Una reiteración de cariño y apoyo de nuestros seguidores. Hemos vuelto a firmar un montón de horas. Nos hemos hecho treinta mil doscientas fotos y hemos dado ocho millones de besos. Confirmo, una vez más, que hay un montón de gente (buena gente) a la que ayudamos a ser un poco más felices. Y, eso, no se puede explicar. Hay que vivirlo. Gracias otra vez. La aventura continúa pero el viaje -juntos- es mucho más placentero y justificado.

Mi amigo es el mejor

Martes, 18 de abril de 2006

Ferrán AdriàY además, de verdad. El restaurante «El Bulli» de Roses, ha sido considerado como el mejor del mundo. Ya lo era, pero lo han corroborado una vez más. Y Ferrán, otra vez se ha sacado la humildad del gorro y ha dicho que «es bueno para España, para todos los cocineros de España». Sólo los buenos, son humildes. Los normales se las dan de genios y no lo son. Porque sólo eres bueno, si lo dicen los otros. Si andas reivindicándote, eres un pesado.

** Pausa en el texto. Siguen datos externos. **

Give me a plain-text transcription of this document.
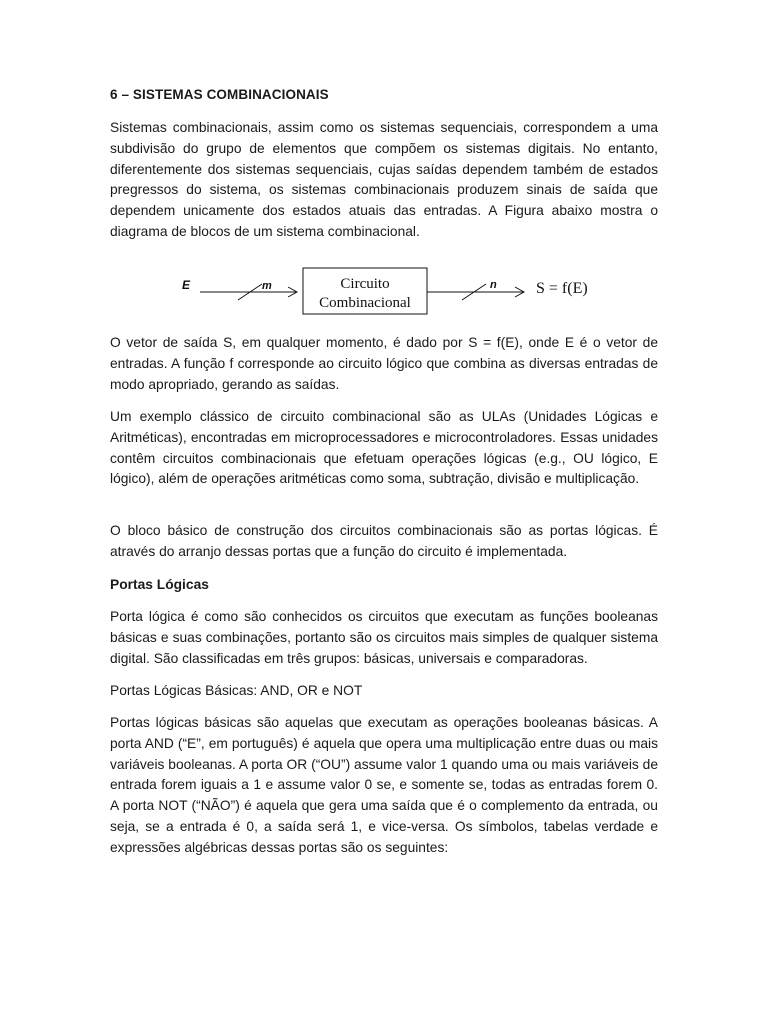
6 – SISTEMAS COMBINACIONAIS

Sistemas combinacionais, assim como os sistemas sequenciais, correspondem a uma subdivisão do grupo de elementos que compõem os sistemas digitais. No entanto, diferentemente dos sistemas sequenciais, cujas saídas dependem também de estados pregressos do sistema, os sistemas combinacionais produzem sinais de saída que dependem unicamente dos estados atuais das entradas. A Figura abaixo mostra o diagrama de blocos de um sistema combinacional.

E	m	Circuito
Combinacional
n S = f(E)

O vetor de saída S, em qualquer momento, é dado por S = f(E), onde E é o vetor de entradas. A função f corresponde ao circuito lógico que combina as diversas entradas de modo apropriado, gerando as saídas.

Um exemplo clássico de circuito combinacional são as ULAs (Unidades Lógicas e Aritméticas), encontradas em microprocessadores e microcontroladores. Essas unidades contêm circuitos combinacionais que efetuam operações lógicas (e.g., OU lógico, E lógico), além de operações aritméticas como soma, subtração, divisão e multiplicação.

O bloco básico de construção dos circuitos combinacionais são as portas lógicas. É através do arranjo dessas portas que a função do circuito é implementada.

Portas Lógicas

Porta lógica é como são conhecidos os circuitos que executam as funções booleanas básicas e suas combinações, portanto são os circuitos mais simples de qualquer sistema digital. São classificadas em três grupos: básicas, universais e comparadoras.

Portas Lógicas Básicas: AND, OR e NOT

Portas lógicas básicas são aquelas que executam as operações booleanas básicas. A porta AND (“E”, em português) é aquela que opera uma multiplicação entre duas ou mais variáveis booleanas. A porta OR (“OU”) assume valor 1 quando uma ou mais variáveis de entrada forem iguais a 1 e assume valor 0 se, e somente se, todas as entradas forem 0. A porta NOT (“NÃO”) é aquela que gera uma saída que é o complemento da entrada, ou seja, se a entrada é 0, a saída será 1, e vice-versa. Os símbolos, tabelas verdade e expressões algébricas dessas portas são os seguintes:
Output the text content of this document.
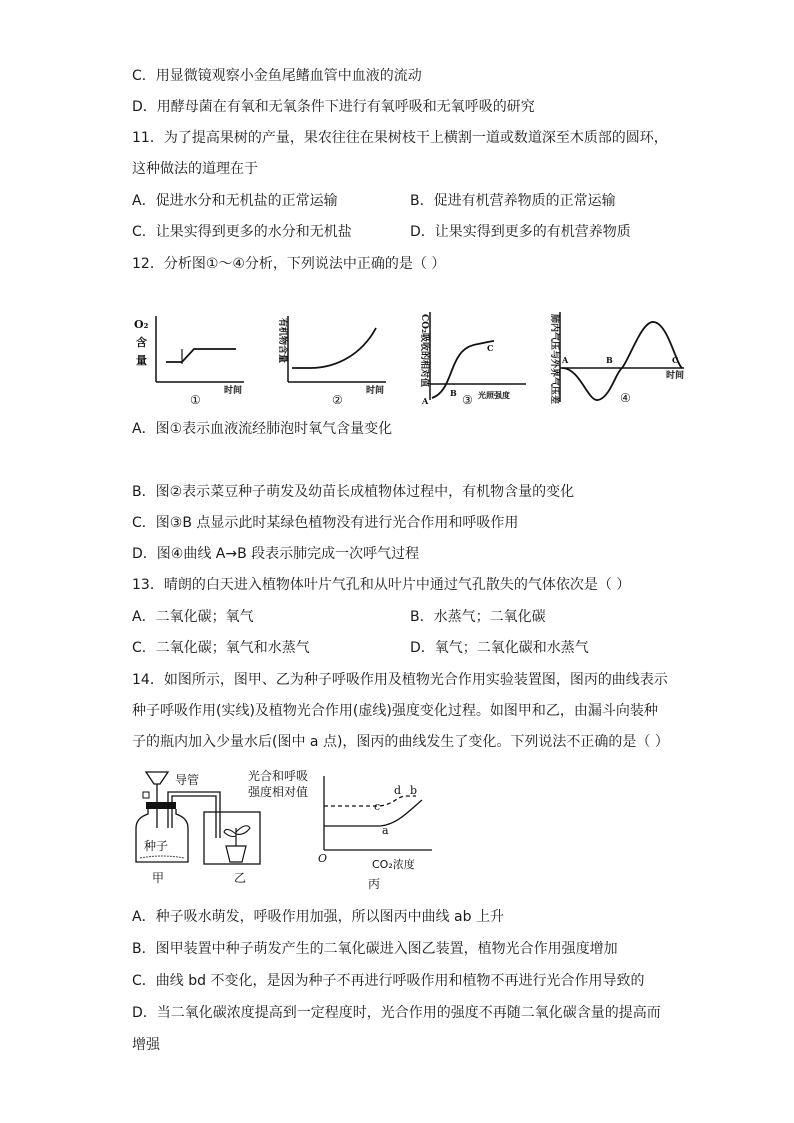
C．用显微镜观察小金鱼尾鳍血管中血液的流动
D．用酵母菌在有氧和无氧条件下进行有氧呼吸和无氧呼吸的研究
11．为了提高果树的产量，果农往往在果树枝干上横割一道或数道深至木质部的圆环，
这种做法的道理在于
A．促进水分和无机盐的正常运输	B．促进有机营养物质的正常运输
C．让果实得到更多的水分和无机盐	D．让果实得到更多的有机营养物质
12．分析图①～④分析，下列说法中正确的是（ ）
O₂
含
量
时间
①
有机物含量
时间
②
CO₂吸收的相对值
A
B
C
③ 光照强度	肺内气压与外界气压差 A	B	C
时间
④
A．图①表示血液流经肺泡时氧气含量变化
B．图②表示菜豆种子萌发及幼苗长成植物体过程中，有机物含量的变化
C．图③B 点显示此时某绿色植物没有进行光合作用和呼吸作用
D．图④曲线 A→B 段表示肺完成一次呼气过程
13．晴朗的白天进入植物体叶片气孔和从叶片中通过气孔散失的气体依次是（ ）
A．二氧化碳；氧气	B．水蒸气；二氧化碳
C．二氧化碳；氧气和水蒸气	D．氧气；二氧化碳和水蒸气
14．如图所示，图甲、乙为种子呼吸作用及植物光合作用实验装置图，图丙的曲线表示
种子呼吸作用(实线)及植物光合作用(虚线)强度变化过程。如图甲和乙，由漏斗向装种
子的瓶内加入少量水后(图中 a 点)，图丙的曲线发生了变化。下列说法不正确的是（ ）
导管
种子
甲	乙
光合和呼吸
强度相对值
O
a
b
c
d
CO₂浓度
丙
A．种子吸水萌发，呼吸作用加强，所以图丙中曲线 ab 上升
B．图甲装置中种子萌发产生的二氧化碳进入图乙装置，植物光合作用强度增加
C．曲线 bd 不变化，是因为种子不再进行呼吸作用和植物不再进行光合作用导致的
D．当二氧化碳浓度提高到一定程度时，光合作用的强度不再随二氧化碳含量的提高而
增强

Me alegro mucho por Adrià, porque sé como lo vive. Con esa emoción e intensidad tan suyas. Pone el corazón y los sentidos para hacernos felices con sus inventos. Es el referente mundial. No sé si somos conscientes de lo importante que resulta, ser contemporáneo de Adrià. Estamos aquí, ahora, con él, asistiendo a la evolución que ya está marcando la historia de la cocina.

¡Qué hambre me está entrando! Felicitats amic.

La vuelta

Martes, 18 de abril de 2006

Un loco se suicida en Tel-Aviv y mata a nueve personas. El polvorín palestino sigue al rojo vivo. Irán dice que seguirá con lo del uranio y el petróleo se resiente. Sube el precio y eso, de paso, disparará hasta las hipotecas. Berlusconi no reconoce su derrota. Salen a la luz más casos de corrupción. Debajo del cemento, hay un montón de porquería. Las carreteras se siembran de accidentes. Los informativos de televisión se ponen las botas y, otra vez, autocares volcados, cuerpos tapados, llantos en los hospitales…

Llueve. Ya estamos en casa. Hogar, amargo hogar.